I don’t see these kids every day. I’ll see them only a few times throughout the year, when we have these big get togethers. I’m sure to their parents, the daily grind of child rearing is balanced by seeing their kids grow every single day, but I see them growing up in a series of yearly snapshots, and it’s a beautiful thing. It might be because it was my first time sitting at the grown-up’s table, but I finally realize why everyone dotes on the little ones, no matter what. I think it’s because they’re hope made real. As a adult, you’re painfully aware of the world, what ails it, what we face, and how quickly things can go awry. It’s your responsibility to know, and to do something about, not only for yourself, but for others. That awareness can weigh on you, but then, you’re reminded that life goes on. People fall in love, they get married, and they have kids that everyone will fawn over, because they remind us that throughout everything that happens, we all keep going, and it’s because of the beautiful little things. These were the thoughts that were going through my head as I met the newest member of our family, Edie. As I waved and made googly faces at her, she attempted to wrest my cup away from me to see what was inside. Though she put up a valiant effort for a 7 month old, she failed, and ended up settling for my index finger, which she grabbed with surprising strength, and proceeded to wiggle and stare at for a while.
After this, I went to go get my plate and return to the adult conversation. Of course, with Edie being born, and Emily shortly before, the next one in the family up to bat to be married was me.
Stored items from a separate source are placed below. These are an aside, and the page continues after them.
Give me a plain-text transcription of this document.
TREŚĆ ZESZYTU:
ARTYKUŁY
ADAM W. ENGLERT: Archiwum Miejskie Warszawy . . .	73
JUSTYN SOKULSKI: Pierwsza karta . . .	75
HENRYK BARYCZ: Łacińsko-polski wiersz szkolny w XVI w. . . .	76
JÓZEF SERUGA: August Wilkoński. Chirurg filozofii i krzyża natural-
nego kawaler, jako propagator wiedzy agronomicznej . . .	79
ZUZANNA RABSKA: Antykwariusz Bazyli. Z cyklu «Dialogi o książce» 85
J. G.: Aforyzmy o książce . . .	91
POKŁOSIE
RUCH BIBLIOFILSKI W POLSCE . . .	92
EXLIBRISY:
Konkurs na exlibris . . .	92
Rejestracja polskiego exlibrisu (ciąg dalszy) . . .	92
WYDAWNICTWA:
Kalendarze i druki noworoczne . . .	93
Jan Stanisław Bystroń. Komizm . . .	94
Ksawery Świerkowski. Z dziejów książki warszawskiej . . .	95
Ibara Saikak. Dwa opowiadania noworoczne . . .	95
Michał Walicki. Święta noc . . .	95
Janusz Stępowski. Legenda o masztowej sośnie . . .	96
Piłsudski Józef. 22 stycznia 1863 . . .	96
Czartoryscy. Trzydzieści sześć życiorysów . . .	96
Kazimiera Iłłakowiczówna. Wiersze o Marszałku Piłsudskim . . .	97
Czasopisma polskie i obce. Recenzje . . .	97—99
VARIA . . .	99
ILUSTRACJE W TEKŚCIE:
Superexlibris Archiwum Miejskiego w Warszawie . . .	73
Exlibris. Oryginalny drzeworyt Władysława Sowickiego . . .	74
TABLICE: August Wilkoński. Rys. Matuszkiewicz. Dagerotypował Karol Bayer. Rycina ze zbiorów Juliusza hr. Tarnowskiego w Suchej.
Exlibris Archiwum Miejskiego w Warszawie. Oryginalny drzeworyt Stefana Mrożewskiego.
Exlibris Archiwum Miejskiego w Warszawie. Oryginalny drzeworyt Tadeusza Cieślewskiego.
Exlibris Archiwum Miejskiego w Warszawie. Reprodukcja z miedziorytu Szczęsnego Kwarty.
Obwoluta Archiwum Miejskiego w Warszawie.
Actually, my younger cousin Justin decided to cut in line and get engaged before me, so hopefully that will take the heat off of me for a bit, but either way, according to my grandmother and grand-aunts, I’m due. And so, I fielded the usual questions of “Do you have a girlfriend?” multiple times and with countless variations. This was usually followed up with, “Are you sure?” and “You can tell me, I won’t tell anyone”. The latter of which would be a lie. I of course, dutifully answered the truth (No.) with a smile, because I get it. They’ve all seen me, at knee-height once upon a time, adorable and causing a ruckus. Now, I’ve grown up, one year at a time, and the next generation has come along to cause the same ruckus, but much more adorably. It’s beautiful and life-affirming. No matter what, love and life find a way.
I would still totally have more fun at the kids table though. I think the boys like Legos and Star Wars almost as much as I do. Almost.